Mme Vincelli déplore que des mesures plus strictes n’aient pas été mises en place pendant le temps des Fêtes, afin d’éviter d’en venir à une telle décision.

Une mesure imparfaite, mais nécessaire

Pour sa part, le Regroupement québécois des résidences pour aînés accueille favorablement cette nouvelle mesure. « En ce moment, la plupart de nos membres sont doublement ou triplement vaccinés et il y a très peu d’hospitalisations parmi les résidants infectés », indique Marc Fortin, président-directeur général de l'organisme, en entrevue avec La Presse.

« Dans la perspective où on manque de personnel et qu’on ne peut pas tomber en bris de service, c’est la moins pire des décisions », soutient-il.

L’Association des ressources intermédiaires d’hébergement du Québec est du même avis. Il s’agit d’une mesure de dernier recours, « certainement imparfaite, mais devenue nécessaire » pour éviter des ruptures de services dans plusieurs ressources intermédiaires à travers le Québec.

L’Association québécoise des pharmaciens propriétaires a également salué cette nouvelle mesure, qui pourrait « permettre d’alléger les mesures d’isolement pour le personnel de la santé pour [lui] permettre de continuer de travailler selon une liste de priorités et de conditions », a-t-on indiqué dans un communiqué.

De son côté, la Fédération des médecins omnipraticiens du Québec, dit ne pas être en désaccord avec la mesure proposée, pourvu que cela soit conforme au code de déontologie et que des balises « appropriées et limpides » soient mises en place, a-t-elle déclaré en soirée sur Twitter.

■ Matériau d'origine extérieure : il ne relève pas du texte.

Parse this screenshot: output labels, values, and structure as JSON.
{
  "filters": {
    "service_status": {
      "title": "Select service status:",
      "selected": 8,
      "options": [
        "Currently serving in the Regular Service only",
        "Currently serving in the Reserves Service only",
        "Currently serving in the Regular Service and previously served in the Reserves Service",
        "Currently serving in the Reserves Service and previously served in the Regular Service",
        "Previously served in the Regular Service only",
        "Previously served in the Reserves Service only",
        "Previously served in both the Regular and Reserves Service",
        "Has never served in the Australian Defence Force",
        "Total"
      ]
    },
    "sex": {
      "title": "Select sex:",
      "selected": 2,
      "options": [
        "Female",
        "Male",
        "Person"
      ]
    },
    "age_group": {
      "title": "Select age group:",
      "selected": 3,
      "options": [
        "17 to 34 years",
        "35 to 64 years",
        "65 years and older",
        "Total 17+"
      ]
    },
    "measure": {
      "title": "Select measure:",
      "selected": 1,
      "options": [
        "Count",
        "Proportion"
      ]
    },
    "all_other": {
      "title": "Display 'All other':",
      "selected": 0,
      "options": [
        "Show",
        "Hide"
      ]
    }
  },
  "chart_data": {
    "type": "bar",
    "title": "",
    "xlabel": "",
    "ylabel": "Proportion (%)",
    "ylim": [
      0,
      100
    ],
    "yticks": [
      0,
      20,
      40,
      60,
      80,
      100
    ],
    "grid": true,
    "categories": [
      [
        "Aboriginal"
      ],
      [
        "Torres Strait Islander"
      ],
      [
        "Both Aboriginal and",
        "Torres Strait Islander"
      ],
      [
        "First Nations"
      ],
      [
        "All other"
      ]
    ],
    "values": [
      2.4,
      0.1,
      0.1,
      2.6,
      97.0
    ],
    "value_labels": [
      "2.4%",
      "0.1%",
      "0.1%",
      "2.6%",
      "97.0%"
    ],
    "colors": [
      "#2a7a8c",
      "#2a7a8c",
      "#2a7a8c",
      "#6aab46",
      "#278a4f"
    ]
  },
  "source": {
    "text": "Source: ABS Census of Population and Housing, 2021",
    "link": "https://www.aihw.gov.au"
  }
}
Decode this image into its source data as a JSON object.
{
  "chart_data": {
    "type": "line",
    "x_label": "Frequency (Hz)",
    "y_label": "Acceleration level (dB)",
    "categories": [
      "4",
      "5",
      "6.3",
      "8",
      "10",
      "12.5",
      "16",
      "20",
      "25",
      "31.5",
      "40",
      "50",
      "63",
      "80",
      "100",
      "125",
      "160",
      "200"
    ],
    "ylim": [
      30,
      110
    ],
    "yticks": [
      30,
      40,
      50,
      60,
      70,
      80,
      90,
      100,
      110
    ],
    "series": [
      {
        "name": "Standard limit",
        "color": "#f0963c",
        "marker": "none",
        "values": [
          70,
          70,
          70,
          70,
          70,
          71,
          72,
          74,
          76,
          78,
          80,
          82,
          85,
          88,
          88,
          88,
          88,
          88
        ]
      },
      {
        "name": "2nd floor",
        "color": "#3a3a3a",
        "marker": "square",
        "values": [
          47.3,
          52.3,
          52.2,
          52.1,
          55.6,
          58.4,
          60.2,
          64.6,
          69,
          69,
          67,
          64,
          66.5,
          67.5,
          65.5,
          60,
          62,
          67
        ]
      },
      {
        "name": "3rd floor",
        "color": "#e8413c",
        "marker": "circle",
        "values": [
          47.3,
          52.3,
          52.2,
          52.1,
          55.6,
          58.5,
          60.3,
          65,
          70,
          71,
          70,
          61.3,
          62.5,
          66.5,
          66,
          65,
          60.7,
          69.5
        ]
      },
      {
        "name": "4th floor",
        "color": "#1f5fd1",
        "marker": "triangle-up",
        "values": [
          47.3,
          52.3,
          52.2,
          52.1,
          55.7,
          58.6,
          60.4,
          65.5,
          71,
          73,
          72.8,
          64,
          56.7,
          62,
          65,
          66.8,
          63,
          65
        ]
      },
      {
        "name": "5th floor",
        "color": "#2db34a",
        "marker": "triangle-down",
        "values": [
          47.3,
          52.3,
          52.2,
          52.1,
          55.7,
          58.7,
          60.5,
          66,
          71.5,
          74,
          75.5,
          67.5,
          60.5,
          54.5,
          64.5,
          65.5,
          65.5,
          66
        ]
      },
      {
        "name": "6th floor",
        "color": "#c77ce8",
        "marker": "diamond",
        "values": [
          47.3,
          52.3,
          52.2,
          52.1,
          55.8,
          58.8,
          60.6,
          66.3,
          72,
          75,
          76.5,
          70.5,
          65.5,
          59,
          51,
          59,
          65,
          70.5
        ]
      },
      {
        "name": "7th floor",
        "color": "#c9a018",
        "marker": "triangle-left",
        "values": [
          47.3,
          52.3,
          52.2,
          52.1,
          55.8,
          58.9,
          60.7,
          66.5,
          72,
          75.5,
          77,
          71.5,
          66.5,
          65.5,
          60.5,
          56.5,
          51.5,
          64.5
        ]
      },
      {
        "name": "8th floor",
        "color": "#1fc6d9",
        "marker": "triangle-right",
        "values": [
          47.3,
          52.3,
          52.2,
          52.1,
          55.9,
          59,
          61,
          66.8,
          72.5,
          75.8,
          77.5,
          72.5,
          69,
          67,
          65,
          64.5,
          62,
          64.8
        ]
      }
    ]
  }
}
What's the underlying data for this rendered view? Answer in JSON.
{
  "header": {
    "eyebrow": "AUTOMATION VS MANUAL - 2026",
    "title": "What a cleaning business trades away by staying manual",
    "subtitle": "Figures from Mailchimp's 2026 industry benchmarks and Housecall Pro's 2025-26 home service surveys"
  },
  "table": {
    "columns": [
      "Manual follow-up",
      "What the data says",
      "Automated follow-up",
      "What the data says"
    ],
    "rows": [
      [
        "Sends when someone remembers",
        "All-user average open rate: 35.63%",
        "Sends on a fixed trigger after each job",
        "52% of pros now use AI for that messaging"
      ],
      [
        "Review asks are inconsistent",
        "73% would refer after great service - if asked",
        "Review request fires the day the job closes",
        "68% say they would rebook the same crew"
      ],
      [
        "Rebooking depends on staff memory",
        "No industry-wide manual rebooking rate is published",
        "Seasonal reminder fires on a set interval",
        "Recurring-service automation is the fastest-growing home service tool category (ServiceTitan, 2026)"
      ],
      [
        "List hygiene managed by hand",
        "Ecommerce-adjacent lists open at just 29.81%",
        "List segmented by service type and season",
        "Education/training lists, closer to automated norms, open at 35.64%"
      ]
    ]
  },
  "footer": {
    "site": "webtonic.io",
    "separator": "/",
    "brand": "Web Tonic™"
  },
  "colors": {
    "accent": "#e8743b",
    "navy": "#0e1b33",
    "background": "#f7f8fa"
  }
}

Avec la collaboration d’Alice Girard-Bossé, La Presse

Les agences de placement tendent la main

Les agences de placement, qui ont des centaines d’employés disponibles pour travailler, sont prêtes à aider le réseau de la santé. « Nous avons été écartées des solutions à la pénurie de main-d’œuvre sur des bases purement contractuelles, et aucunement sur des bases de rapidité de réponse ou de qualité de service », a affirmé Richard Mercier, porte-parole du Regroupement des agences de placement du domaine de la santé, dans un communiqué. Un peu plus de 830 infirmières, préposées aux bénéficiaires et infirmières auxiliaires pourraient venir donner un coup de pouce dès maintenant, soutient le regroupement. Les agences se disent prêtes à contribuer à la situation et trouvent anormal que le gouvernement fasse appel à l’armée ou à des organisations caritatives, alors qu’elles ont des ressources disponibles. « Nous ne demandons pas de traitement de faveur. Nous demandons seulement l’équité pour que nous puissions, nous aussi, offrir des professionnels de la santé prêts à travailler dès maintenant », a-t-il indiqué. La Fédération de la santé et des services sociaux (FSSS-CSN) est du même avis. « Nous avons demandé au gouvernement depuis plusieurs mois d’intégrer le personnel des agences privées dans le réseau public pour venir prêter main-forte au personnel », soutient le conseiller à l’information de la fédération, Hubert Forcier. Québec a-t-il l’intention de recourir aux agences ? Au moment d’écrire ces lignes, nous n'avions pas reçu de réponse du ministère de la Santé et des Services sociaux du Québec n’avait pas répondu aux questions de La Presse.